Today is the first day of week thirteen of lockdown in the UK but some significant changes were introduced yesterday, with a whole range of ‘non-essential’ shops being able to open to customers for the first time in months. This was excellent news for bookshops and although the lockdown had done nothing to lessen my purchasing of books, it will be really good at some point to take advantage of the opportunity to browse once more. It still won’t be quite the same, however: with restrictions on the number of customers who can be accommodated at any time, a long leisurely scan of the shelves is not going to make you popular with fellow readers queuing outside.
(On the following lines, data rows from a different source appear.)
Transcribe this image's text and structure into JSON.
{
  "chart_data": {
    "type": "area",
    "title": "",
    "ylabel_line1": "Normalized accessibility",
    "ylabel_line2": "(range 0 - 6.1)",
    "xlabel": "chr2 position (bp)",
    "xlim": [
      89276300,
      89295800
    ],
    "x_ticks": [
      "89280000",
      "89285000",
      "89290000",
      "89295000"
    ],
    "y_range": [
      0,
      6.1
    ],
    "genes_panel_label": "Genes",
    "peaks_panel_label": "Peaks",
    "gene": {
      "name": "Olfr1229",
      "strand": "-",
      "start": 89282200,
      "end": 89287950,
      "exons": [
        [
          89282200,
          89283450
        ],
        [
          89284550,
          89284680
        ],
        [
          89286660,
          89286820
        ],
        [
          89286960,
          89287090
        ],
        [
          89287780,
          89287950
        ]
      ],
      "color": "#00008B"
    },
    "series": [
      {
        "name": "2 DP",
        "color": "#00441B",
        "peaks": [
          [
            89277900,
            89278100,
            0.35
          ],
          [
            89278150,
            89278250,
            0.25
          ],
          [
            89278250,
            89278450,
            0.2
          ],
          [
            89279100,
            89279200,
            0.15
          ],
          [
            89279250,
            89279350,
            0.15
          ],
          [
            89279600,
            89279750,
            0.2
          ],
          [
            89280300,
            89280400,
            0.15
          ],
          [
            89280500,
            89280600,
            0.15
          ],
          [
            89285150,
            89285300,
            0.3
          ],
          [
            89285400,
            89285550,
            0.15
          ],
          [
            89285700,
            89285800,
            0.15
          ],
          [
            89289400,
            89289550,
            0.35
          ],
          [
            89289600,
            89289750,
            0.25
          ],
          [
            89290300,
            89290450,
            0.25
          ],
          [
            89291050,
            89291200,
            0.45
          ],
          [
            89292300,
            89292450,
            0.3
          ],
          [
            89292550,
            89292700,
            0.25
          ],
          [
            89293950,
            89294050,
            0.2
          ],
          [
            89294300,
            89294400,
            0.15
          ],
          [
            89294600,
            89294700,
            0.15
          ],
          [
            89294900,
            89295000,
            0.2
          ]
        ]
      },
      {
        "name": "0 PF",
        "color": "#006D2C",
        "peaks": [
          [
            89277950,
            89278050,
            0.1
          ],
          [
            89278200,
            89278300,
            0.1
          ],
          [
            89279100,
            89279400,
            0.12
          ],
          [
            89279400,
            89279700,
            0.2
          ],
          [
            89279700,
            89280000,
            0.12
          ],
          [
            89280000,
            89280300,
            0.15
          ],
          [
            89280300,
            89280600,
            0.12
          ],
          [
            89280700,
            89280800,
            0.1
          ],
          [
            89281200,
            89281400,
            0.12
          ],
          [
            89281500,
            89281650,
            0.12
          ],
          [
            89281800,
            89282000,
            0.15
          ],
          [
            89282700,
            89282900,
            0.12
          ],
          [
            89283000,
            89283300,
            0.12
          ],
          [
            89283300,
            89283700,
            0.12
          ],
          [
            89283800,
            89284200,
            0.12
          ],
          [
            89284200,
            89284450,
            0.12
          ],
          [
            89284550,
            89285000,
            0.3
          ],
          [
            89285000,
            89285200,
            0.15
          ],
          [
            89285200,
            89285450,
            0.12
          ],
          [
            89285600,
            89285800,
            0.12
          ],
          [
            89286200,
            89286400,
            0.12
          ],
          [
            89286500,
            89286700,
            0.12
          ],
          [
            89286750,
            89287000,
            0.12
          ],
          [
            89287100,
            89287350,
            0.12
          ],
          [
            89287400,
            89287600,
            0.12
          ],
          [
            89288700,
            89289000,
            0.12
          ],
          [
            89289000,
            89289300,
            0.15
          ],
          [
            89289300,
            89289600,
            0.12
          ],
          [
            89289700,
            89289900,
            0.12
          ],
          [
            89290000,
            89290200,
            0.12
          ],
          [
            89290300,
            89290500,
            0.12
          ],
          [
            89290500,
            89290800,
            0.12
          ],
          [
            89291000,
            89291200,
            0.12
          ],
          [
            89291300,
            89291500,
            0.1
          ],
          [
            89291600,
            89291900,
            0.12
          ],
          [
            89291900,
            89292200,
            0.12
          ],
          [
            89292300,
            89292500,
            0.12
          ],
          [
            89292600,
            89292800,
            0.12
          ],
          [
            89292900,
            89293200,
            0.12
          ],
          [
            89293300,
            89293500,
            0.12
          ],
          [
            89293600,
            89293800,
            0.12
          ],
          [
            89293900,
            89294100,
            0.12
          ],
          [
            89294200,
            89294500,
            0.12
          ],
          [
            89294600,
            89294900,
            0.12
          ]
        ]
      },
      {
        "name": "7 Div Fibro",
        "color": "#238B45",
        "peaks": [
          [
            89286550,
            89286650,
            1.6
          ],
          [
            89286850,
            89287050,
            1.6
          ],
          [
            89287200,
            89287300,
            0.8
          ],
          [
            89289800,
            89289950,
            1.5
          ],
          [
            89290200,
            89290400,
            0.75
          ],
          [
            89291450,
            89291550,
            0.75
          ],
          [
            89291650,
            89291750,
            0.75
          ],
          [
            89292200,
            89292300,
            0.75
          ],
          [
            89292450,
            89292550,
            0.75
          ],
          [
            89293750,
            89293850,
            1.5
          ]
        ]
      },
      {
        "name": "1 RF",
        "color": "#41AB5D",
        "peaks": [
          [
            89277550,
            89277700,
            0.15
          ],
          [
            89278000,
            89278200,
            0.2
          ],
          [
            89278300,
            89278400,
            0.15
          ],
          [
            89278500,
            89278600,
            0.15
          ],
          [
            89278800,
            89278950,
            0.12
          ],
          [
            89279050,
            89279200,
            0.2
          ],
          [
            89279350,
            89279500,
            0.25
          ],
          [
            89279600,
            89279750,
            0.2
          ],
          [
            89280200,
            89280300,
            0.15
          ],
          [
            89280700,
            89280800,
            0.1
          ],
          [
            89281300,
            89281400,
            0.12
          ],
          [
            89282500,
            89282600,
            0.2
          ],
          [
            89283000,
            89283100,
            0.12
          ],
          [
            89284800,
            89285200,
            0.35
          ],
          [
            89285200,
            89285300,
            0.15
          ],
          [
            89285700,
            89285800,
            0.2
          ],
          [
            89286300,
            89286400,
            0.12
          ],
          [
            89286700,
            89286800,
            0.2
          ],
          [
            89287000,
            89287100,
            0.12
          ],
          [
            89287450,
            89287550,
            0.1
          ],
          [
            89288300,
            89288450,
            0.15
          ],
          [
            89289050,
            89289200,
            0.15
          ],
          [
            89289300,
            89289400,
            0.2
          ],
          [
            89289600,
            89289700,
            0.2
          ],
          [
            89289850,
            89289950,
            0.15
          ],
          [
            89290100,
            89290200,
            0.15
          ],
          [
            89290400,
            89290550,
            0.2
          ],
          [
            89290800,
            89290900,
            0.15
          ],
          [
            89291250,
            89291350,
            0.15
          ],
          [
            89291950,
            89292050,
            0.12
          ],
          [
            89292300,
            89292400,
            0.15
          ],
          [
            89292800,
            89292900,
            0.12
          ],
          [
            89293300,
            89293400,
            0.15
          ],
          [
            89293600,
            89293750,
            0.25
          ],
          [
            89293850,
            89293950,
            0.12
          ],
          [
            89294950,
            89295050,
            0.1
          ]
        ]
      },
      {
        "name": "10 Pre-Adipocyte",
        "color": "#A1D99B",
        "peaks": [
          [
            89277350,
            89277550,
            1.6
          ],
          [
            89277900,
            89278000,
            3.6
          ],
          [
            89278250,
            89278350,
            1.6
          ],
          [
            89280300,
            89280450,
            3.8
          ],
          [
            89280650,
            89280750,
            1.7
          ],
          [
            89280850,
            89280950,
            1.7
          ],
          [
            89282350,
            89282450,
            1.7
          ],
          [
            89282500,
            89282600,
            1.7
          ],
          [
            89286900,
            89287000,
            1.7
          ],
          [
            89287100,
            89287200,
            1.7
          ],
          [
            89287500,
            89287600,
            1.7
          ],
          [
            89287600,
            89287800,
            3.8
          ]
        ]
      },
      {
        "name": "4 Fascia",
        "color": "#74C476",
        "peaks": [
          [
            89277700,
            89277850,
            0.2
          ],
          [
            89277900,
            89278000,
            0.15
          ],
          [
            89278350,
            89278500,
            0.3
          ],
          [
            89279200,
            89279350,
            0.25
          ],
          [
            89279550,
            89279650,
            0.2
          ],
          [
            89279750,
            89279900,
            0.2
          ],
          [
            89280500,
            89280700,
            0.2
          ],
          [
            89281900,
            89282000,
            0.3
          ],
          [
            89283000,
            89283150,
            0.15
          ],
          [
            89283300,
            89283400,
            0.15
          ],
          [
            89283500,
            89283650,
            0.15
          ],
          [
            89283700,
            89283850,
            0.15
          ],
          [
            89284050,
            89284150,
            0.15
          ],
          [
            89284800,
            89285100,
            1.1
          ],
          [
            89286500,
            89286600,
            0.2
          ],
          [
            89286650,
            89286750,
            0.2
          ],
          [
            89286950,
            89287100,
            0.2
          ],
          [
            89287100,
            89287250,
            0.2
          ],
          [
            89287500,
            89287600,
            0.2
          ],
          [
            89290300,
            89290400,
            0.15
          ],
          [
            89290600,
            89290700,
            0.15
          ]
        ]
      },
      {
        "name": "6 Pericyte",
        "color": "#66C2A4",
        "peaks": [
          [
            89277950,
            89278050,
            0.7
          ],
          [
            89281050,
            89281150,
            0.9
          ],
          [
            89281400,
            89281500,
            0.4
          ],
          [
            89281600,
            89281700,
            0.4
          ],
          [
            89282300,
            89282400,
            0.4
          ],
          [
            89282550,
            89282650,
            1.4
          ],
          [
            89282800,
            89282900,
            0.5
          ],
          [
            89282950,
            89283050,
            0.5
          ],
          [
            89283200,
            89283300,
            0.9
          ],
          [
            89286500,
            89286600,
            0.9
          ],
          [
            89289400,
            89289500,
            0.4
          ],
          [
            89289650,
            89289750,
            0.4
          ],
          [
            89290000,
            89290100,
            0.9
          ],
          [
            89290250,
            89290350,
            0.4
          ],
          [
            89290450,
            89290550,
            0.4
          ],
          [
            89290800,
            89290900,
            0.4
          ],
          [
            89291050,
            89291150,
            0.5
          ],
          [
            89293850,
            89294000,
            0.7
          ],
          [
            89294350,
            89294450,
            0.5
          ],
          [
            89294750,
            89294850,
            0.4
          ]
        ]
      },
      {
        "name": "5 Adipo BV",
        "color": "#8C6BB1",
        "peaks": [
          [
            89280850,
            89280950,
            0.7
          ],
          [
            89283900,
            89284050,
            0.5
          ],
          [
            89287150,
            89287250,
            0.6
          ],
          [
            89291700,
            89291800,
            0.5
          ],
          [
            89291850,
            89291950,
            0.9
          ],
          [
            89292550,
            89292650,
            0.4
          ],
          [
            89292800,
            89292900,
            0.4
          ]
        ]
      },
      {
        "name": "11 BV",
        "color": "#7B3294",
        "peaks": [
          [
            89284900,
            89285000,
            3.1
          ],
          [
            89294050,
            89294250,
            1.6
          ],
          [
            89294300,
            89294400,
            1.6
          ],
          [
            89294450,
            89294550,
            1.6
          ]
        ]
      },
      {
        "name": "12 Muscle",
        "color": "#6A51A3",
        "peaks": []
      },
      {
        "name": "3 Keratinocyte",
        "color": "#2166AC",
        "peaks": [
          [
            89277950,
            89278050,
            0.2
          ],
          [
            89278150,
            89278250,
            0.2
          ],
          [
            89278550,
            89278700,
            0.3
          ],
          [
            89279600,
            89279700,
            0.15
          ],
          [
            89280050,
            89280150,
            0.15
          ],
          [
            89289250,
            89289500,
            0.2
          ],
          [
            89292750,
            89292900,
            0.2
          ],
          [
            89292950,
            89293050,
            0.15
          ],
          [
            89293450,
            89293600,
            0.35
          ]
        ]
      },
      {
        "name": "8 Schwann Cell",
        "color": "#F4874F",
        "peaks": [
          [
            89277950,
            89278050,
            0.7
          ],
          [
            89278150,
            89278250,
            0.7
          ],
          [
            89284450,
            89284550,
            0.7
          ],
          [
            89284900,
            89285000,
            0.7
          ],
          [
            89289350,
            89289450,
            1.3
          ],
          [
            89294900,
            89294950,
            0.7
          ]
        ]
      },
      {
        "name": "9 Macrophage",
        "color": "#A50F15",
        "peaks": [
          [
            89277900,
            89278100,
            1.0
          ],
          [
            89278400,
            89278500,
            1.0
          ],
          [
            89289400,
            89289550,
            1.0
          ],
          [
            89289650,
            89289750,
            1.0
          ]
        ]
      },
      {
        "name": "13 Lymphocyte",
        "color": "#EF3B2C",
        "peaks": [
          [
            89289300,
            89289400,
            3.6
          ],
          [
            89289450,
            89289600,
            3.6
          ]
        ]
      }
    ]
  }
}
Another change since yesterday is that, with appropriate social distancing measures in place, places of worship can again open their doors to allow members of the public inside for prayer or services. There will still be no unrestricted gatherings and many churches will need some time yet to make arrangements for how and when they can open safely and how they can combine this with catering for the needs of those still unable or unwilling to venture into public buildings.
Significantly for me, however, this lifting of restrictions means that tomorrow I can physically go to church for the first time since mid-March. As a lay person who is a voluntary day chaplain at our local cathedral, I will be on duty there tomorrow. And with quite a number of the other voluntary chaplains not able, for reasons of age or health, to return to volunteering yet it looks as if I may well be there significantly more often than usual. It will not be possible to shake hands with visitors who greet me, or to sit right next to someone who wishes to talk. The two-metre rule will still be in place but being able to spend time in a building that has, in its very long history, seen plagues come and go before – a building where the prayers, hopes, fears, tears and joys of many generations of people have been expressed – will be a privilege.
However, whatever the delights of some of our ancient church buildings, what the lockdown has reminded the Christian community more than anything is that the church is not the building; the church, as has always been the case, is the people. As such, the church has never been closed, whatever the circumstances, and in recent months it has been far more open than ever in many new and exciting ways. Alongside this, many people have been appreciating the wonder of creation, with the opportunity to spend time outdoors. Just last weekend we were able to enjoy walks in the nearby woods with family members and one place in particular had the feel of an outdoor cathedral. Such places, as mountain-tops and coastlines, often inspire awe and in this example – where the scenery has also been shaped by human hands – the comparison with the cathedral seems particularly fitting.